Après sa dernière visite en décembre 2016, l’Orchestre Philharmonique de Radio France retrouve à Toulouse celui qui a exercé les fonctions de directeur musical de cette phalange de 2000 à 2015, le grand chef coréen Myung-Whun Chung. Assumant à la fois la direction de l’orchestre et le rôle de pianiste soliste, Myung-Whun Chung propose cette fois un programme particulièrement populaire au sens noble du terme en associant Mozart et Beethoven.
Le soliste initialement prévu pour ce concert, Nicholas Angelich, ayant dû renoncer, le chef coréen devenu Directeur musical honoraire de l’orchestre a donc décidé de le remplacer dans ce rôle. Il faut rappeler que Myung-Whun Chung a commencé ses études musicales par le piano. A vingt et un ans, il a tout de même obtenu le Deuxième Prix du prestigieux Concours Tchaïkovski de Moscou.
Voici donc reformé à Toulouse cette association fertile entre le chef-pianiste et la formation orchestrale qu’il a conduite avec le succès que l’on sait.
Mozart, le n° 23 en la majeur. Le soliste dirige donc l’orchestre en formation de chambre, depuis son clavier. L’effectif ainsi limité de l’accompagnement permet au piano d’entretenir un dialogue fructueux avec les musiciens, et en particulier avec les pupitres de vents dont le rôle s’avère ici essentiel. Dès l’Allegro initial, l’extrême vitalité des échanges se manifeste avec un éclat lumineux. Quelques subtiles nuances personnalisent le discours aussi bien pianistique qu’orchestral. On admire en particulier celles que la cadence inspire au soliste.
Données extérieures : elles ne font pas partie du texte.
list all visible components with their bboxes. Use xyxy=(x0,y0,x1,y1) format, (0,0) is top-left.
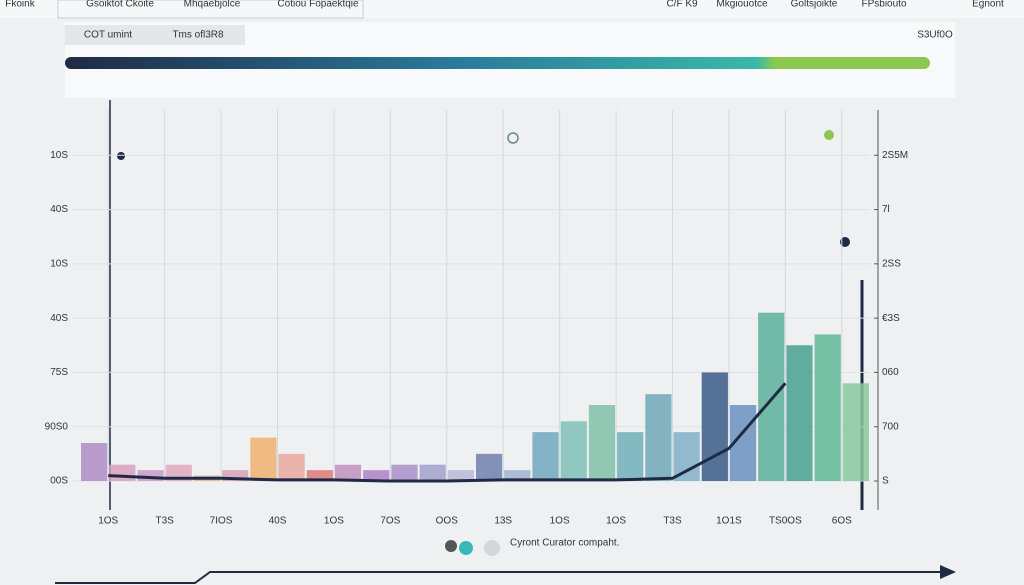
tab-label: C/F K9 xyxy=(666,0,698,10)
tab-label: Mkgiouotce xyxy=(716,0,768,10)
x-tick-label: 1OS xyxy=(550,516,570,527)
tab-label: FPsbiouto xyxy=(861,0,906,10)
x-tick-label: OOS xyxy=(436,516,459,527)
tab-label: Goltsjoikte xyxy=(791,0,838,10)
marker xyxy=(117,152,125,160)
bar xyxy=(701,372,728,481)
y-tick-label: 75S xyxy=(50,367,68,378)
bar xyxy=(814,334,841,481)
y-tick-label: 10S xyxy=(50,150,68,161)
x-tick-label: 1O1S xyxy=(716,516,742,527)
bar xyxy=(842,383,869,481)
marker xyxy=(840,237,850,247)
bar xyxy=(278,453,305,481)
x-tick-label: T3S xyxy=(155,516,174,527)
x-tick-label: 7OS xyxy=(380,516,400,527)
bar xyxy=(758,312,785,481)
y-tick-label: 00S xyxy=(50,476,68,487)
tab-label: Cotiou Fopaektqie xyxy=(277,0,359,10)
marker xyxy=(824,130,834,140)
x-tick-label: 1OS xyxy=(98,516,118,527)
timeline-arrow xyxy=(55,571,945,584)
bar xyxy=(419,464,446,481)
bar xyxy=(391,464,418,481)
y2-tick-label: 2SS xyxy=(882,258,901,269)
bar xyxy=(222,470,249,481)
bar xyxy=(109,464,136,481)
legend-label: Cyront Curator compaht. xyxy=(510,538,620,549)
bar xyxy=(532,432,559,481)
x-tick-label: 13S xyxy=(494,516,512,527)
y-tick-label: 40S xyxy=(50,313,68,324)
toolbar-label: COT umint xyxy=(84,30,132,41)
tab-frame xyxy=(57,0,364,19)
bar xyxy=(334,464,362,481)
progress-bar xyxy=(65,57,930,69)
bar xyxy=(673,432,700,481)
x-tick-label: TS0OS xyxy=(769,516,802,527)
arrow-head xyxy=(940,565,956,579)
bar xyxy=(250,437,277,481)
y2-tick-label: €3S xyxy=(882,313,900,324)
x-tick-label: 6OS xyxy=(832,516,852,527)
x-tick-label: 40S xyxy=(269,516,287,527)
toolbar-label: S3Uf0O xyxy=(917,30,953,41)
y2-tick-label: 060 xyxy=(882,367,899,378)
x-tick-label: 1OS xyxy=(324,516,344,527)
tab-label: Mhqaebjolce xyxy=(184,0,241,10)
y-tick-label: 90S0 xyxy=(45,421,69,432)
y2-tick-label: 2S5M xyxy=(882,150,908,161)
tab-label: Fkoink xyxy=(5,0,35,10)
line xyxy=(108,382,787,483)
bar xyxy=(617,432,644,481)
bar xyxy=(504,470,531,481)
bar xyxy=(306,470,333,481)
toolbar-label: Tms ofl3R8 xyxy=(172,30,224,41)
bar xyxy=(447,470,474,481)
tab-label: Egnont xyxy=(972,0,1004,10)
bar xyxy=(137,470,164,481)
bar xyxy=(476,453,503,481)
legend-swatch xyxy=(459,541,473,555)
bar xyxy=(645,394,672,481)
toolbar-box xyxy=(65,25,245,45)
legend-icon xyxy=(445,540,457,552)
y2-tick-label: 700 xyxy=(882,421,899,432)
y2-tick-label: 7l xyxy=(882,204,890,215)
top-bar xyxy=(0,0,1024,18)
bar xyxy=(81,443,108,481)
x-tick-label: 7IOS xyxy=(210,516,233,527)
y-tick-label: 40S xyxy=(50,204,68,215)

Le chant nostalgique de l’Adagio revêt d’abord un charme que l’épisode dramatique de ce mouvement vient légitimement bousculer. C’est dans le final Allegro assai que la tension se libère enfin dans la joie retrouvée. Le jeu du pianiste s’intègre parfaitement à celui du tutti très attentif aux indications du chef-soliste.
Tout autrement résonne la révolutionnaire Symphonie n° 3 dite « Eroica » de Beethoven qui complète le programme. Le chef semble avoir planifié son interprétation à la manière d’un manifeste impérieux. La caractérisation de chaque mouvement obéit à un schéma volontaire et cohérent qui s’impose à l’auditeur.
Cette vision convaincante de l’œuvre s’ouvre sur ces deux fameux accords de feu et de flamme de l’Allegro con brio. La vigueur du phrasé s’accompagne d’une expression de révolte, parfois même de rage. La fameuse marche funèbre du deuxième volet se déroule ici sans résignation. Une saine colère anime la seconde partie de ce mouvement, prolongeant ainsi la force créatrice du premier volet. L’éclat orchestral n’a d’égal que la beauté des timbres qui l’animent. La lumière du Scherzo apporte un peu de réconfort après la noirceur de l’Adagio.
C’est dans le final triomphant que se manifeste enfin l’irrésistible pulsion de vie. Les variations sur ce fameux thème des Créatures de Prométhée, sont admirablement construites et menées dans une progression implacable. Chaque pupitre de l’orchestre est stimulé à son meilleur. On ne peut qu’admirer le talent de chaque musicien. En particulier, la beauté des vents (et notamment du hautbois aux solos stratégiques) le dispute à celle des cors et des trompettes. Sans oublier le rôle essentiel des timbales aux interventions impérieuses.
Myung-Whun Chung dirige toute l’œuvre sans partition, sans baguette et curieusement ne bat pas la mesure. La précision des détails, la cohésion de l’ensemble n’en sont pas moins exemplaires. Les gestes du chef se consacrent à l’indication des nuances, à celle de l’agogique d’un discours parfaitement maîtrisé.
L’accueil enthousiaste du public, particulièrement attentif ce soir-là, en dit long sur l’impact de cette exécution véritablement impériale.